— Черт бы его взял, — ругался он. — Я в этом проклятом городе с ума сойду.
Доктор Карновский пытался убедить сына:
— Послушай, город под тебя не переделается, значит, надо самому переделаться под него. Рассуждай логически.
Егор не собирался этого делать, отцовские призывы рассуждать логически выводили его из себя. Возразить отцу было нечего, но это-то как раз и злило больше всего.
— Вечно ты со своей логикой, — ворчал он.
Видя, что логика не помогает, Тереза пробовала мягко уговорить сына:
— Малыш, будь благоразумен. Мы ведь не по своей воле тут оказались. Ты же понимаешь.
— Не хочу я быть благоразумным, — злился Егор.
Он поздно засыпал и вставал за полдень, в пижаме бродил по квартире, растрепанный и вялый, или лежал в кровати и пытался поймать по радио новости из Германии. Оказалось, что он совершенно не понимает английского языка, который он так усердно изучал до отъезда. Поэтому он не мог слушать ни американских дикторов, ни певцов, ни комических актеров. У всех у них была одна цель: вывести его из себя бессмысленными выкриками и дурацким хохотом. Он часами крутил колесико приемника, пока не удавалось поймать «оттуда» что-нибудь родное и понятное. Еще больше, чем английского языка, он боялся улицы. Егор мог целый день просидеть у окна, наблюдая, как мальчишки и девчонки носятся, орут, играют, но не решался к ним выйти. У матери сердце разрывалось, когда он так сидел, она уговаривала его пойти погулять с ними. Он ее не слушал. Отец твердил, что бояться нечего, мальчишки здесь не такие, как «там». Егор приходил в ярость.
— Кто боится? — кричал он. — Я боюсь?!
Но на самом деле он не мог избавиться от давнего страха, что над ним будут смеяться. Стоило Егору услышать чей-нибудь смех, как ему сразу казалось, что смеются над ним. А из-за страха, что его обидят, он заранее ненавидел тех, кто мог это сделать. Он видел врагов во всех подряд.
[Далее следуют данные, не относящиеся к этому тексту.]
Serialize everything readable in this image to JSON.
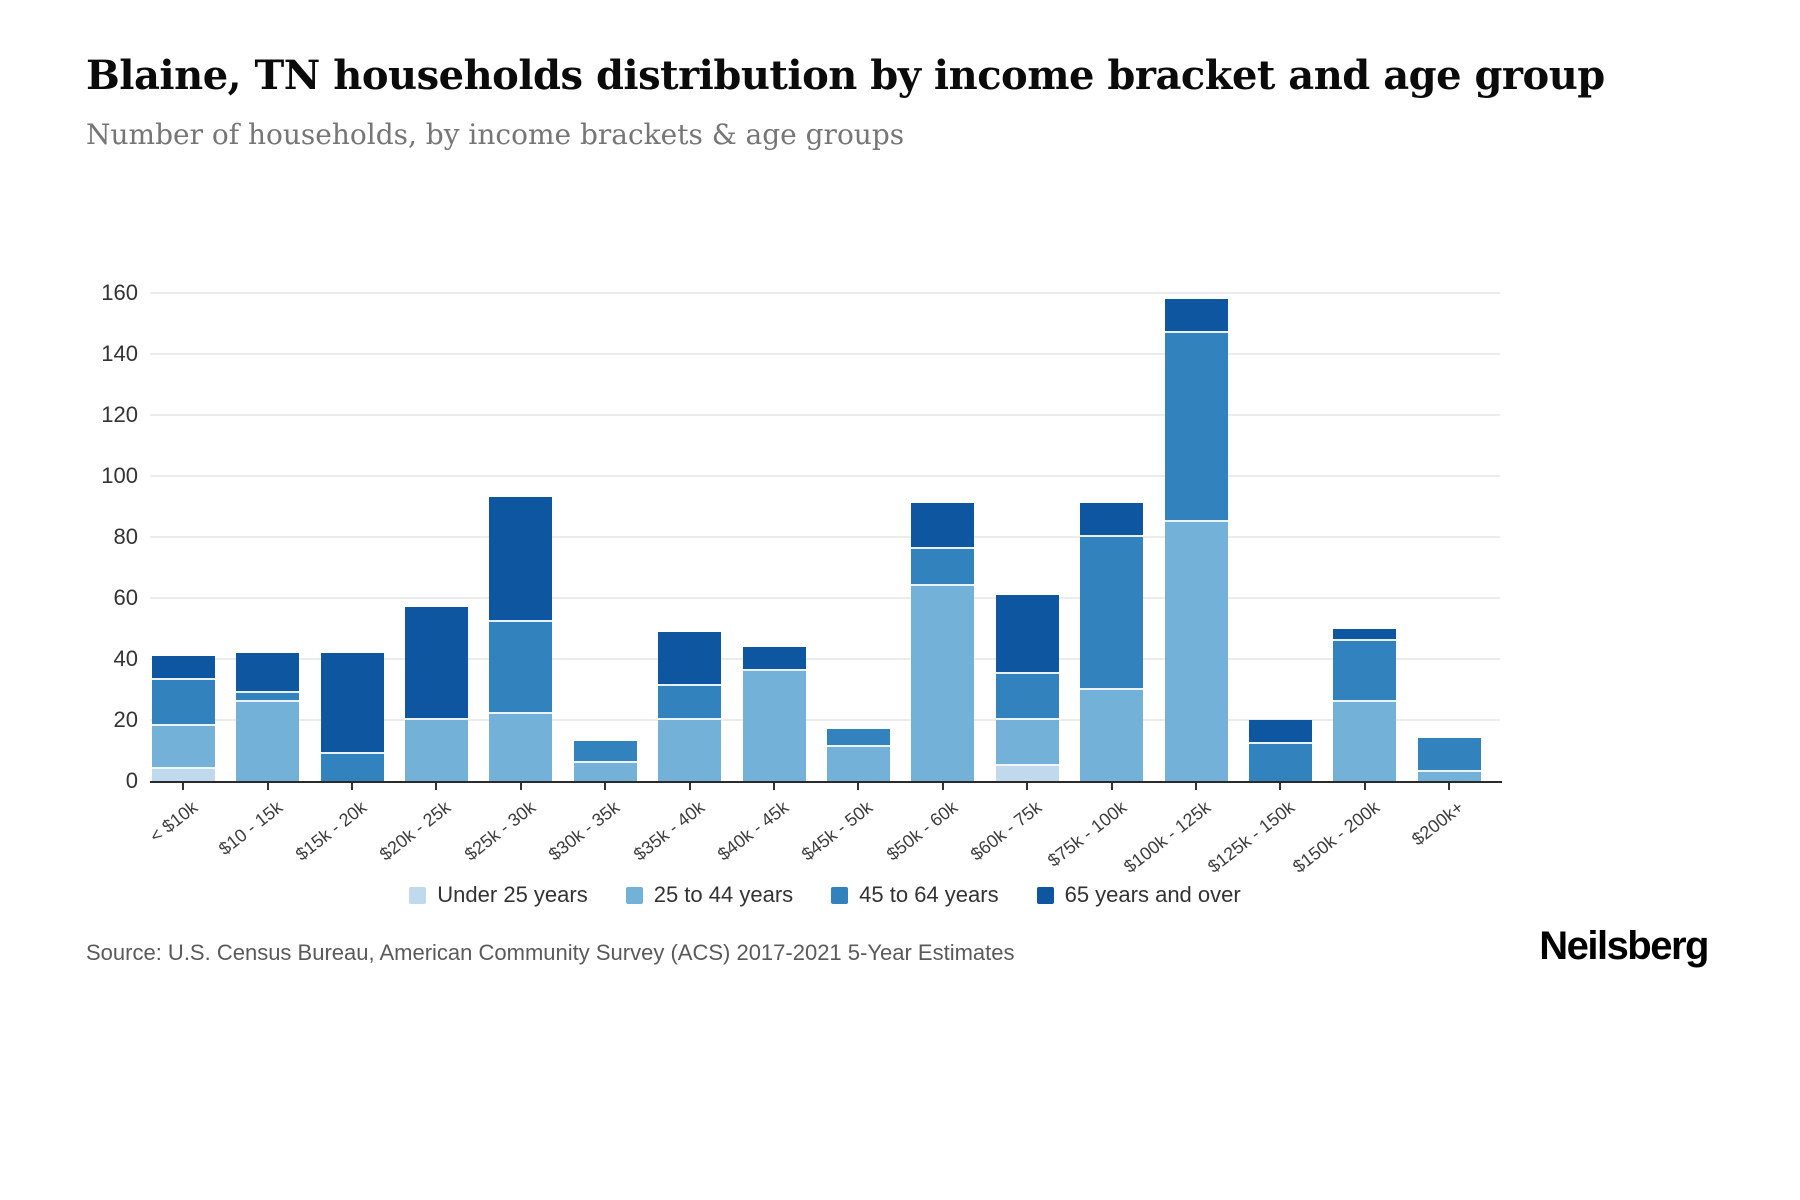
{
  "header": {
    "title": "Blaine, TN households distribution by income bracket and age group",
    "subtitle": "Number of households, by income brackets & age groups"
  },
  "footer": {
    "source": "Source: U.S. Census Bureau, American Community Survey (ACS) 2017-2021 5-Year Estimates",
    "brand": "Neilsberg"
  },
  "colors": {
    "under_25": "#c1d9ec",
    "age_25_44": "#73b1d8",
    "age_45_64": "#3182bd",
    "age_65_over": "#0f56a0",
    "gridline": "#ececec",
    "axis_line": "#2b2b2b",
    "title_text": "#0b0b0b",
    "subtitle_text": "#767676",
    "tick_text": "#333333",
    "source_text": "#5a5a5a"
  },
  "chart_data": {
    "type": "bar",
    "stacked": true,
    "title": "Blaine, TN households distribution by income bracket and age group",
    "xlabel": "",
    "ylabel": "Number of households",
    "ylim": [
      0,
      160
    ],
    "ytick_step": 20,
    "grid": true,
    "legend_position": "bottom",
    "categories": [
      "< $10k",
      "$10 - 15k",
      "$15k - 20k",
      "$20k - 25k",
      "$25k - 30k",
      "$30k - 35k",
      "$35k - 40k",
      "$40k - 45k",
      "$45k - 50k",
      "$50k - 60k",
      "$60k - 75k",
      "$75k - 100k",
      "$100k - 125k",
      "$125k - 150k",
      "$150k - 200k",
      "$200k+"
    ],
    "series": [
      {
        "name": "Under 25 years",
        "color": "#c1d9ec",
        "values": [
          4,
          0,
          0,
          0,
          0,
          0,
          0,
          0,
          0,
          0,
          5,
          0,
          0,
          0,
          0,
          0
        ]
      },
      {
        "name": "25 to 44 years",
        "color": "#73b1d8",
        "values": [
          14,
          26,
          0,
          20,
          22,
          6,
          20,
          36,
          11,
          64,
          15,
          30,
          85,
          0,
          26,
          3
        ]
      },
      {
        "name": "45 to 64 years",
        "color": "#3182bd",
        "values": [
          15,
          3,
          9,
          0,
          30,
          7,
          11,
          0,
          6,
          12,
          15,
          50,
          62,
          12,
          20,
          11
        ]
      },
      {
        "name": "65 years and over",
        "color": "#0f56a0",
        "values": [
          8,
          13,
          33,
          37,
          41,
          0,
          18,
          8,
          0,
          15,
          26,
          11,
          11,
          8,
          4,
          0
        ]
      }
    ],
    "totals": [
      41,
      42,
      42,
      57,
      93,
      13,
      49,
      44,
      17,
      91,
      61,
      91,
      158,
      20,
      50,
      14
    ]
  }
}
Поняв, что добром ничего не добьешься, доктор Карновский попытался применить строгость. Он чуть ли не силой выгнал сына на улицу. Егору пришлось подчиниться. Он ступал осторожно, будто впервые в жизни надел коньки и вышел на лед. Он не был уверен в своем английском и поэтому начинал шепелявить при первых же словах. Даже сыновья дяди Гарри понимали его искусственный язык с сильным немецким акцентом лучше, чем ребята на улице. В штопаных свитерах с номерами на спине, рубашках, выбившихся из штанов, и даже вообще без рубашек, они бросали мяч и орали во всю глотку, им некогда было слушать, что там бормочет этот чистюля, который потерянно ходит вокруг.
— Эй, хватай мячик, кидай сюда! — крикнули ему, когда мяч подкатился к его ногам.
Всего-то и надо было поднять мяч и бросить обратно, и Егора тут же приняли бы в игру. Но он не понял отрывистых, быстрых слов, которых не было в учебниках, и переспросил заученной фразой:
— I beg your pardon, sir?[49]
Услышав такое обращение, мальчишки схватились за животы от хохота.
— Кацен-Яммер! — крикнул один, вспомнив имя персонажа из комиксов. — Зауэркраут![50]
Егор как ошпаренный бросился домой.
Случилось то, чего он больше всего боялся: его подняли на смех. После этого ему стало страшно даже просто пройти мимо мальчишек в штопаных свитерах. Он с завистью смотрел, как они играют, бегают за мячом, кричат и смеются. И, как всегда, убеждал себя, что это не зависть, а благородное презрение. Он радовался, когда кто-нибудь из них вдруг падал на асфальт или промахивался в броске.
Когда приблизилось начало учебного года и доктор Карновский заговорил о школе, Егор и вовсе перепугался, ведь именно в школе он перенес величайшее унижение. Для него не было ничего страшнее школьных стен и коридоров, само слово «школа» вызывало в нем ужас. Егор с каждым днем терял аппетит, с криком просыпался по ночам. В то утро, когда он должен был впервые пойти в школу, у него поднялась температура. Напуганная Тереза позвала мужа. Доктор Карновский осмотрел сына и понял, что он не притворяется, у него и правда был жар. Но он знал, что это не из-за болезни, а от страха. Карновский велел сыну одеваться, Егор с ненавистью посмотрел на отца.
— Ну и ладно, — проворчал он. — Но если я свалюсь, ты будешь виноват.
Тереза умоляющими глазами посмотрела на мужа, но доктор Карновский не передумал. Он решил, что сыну необходимо горькое лекарство.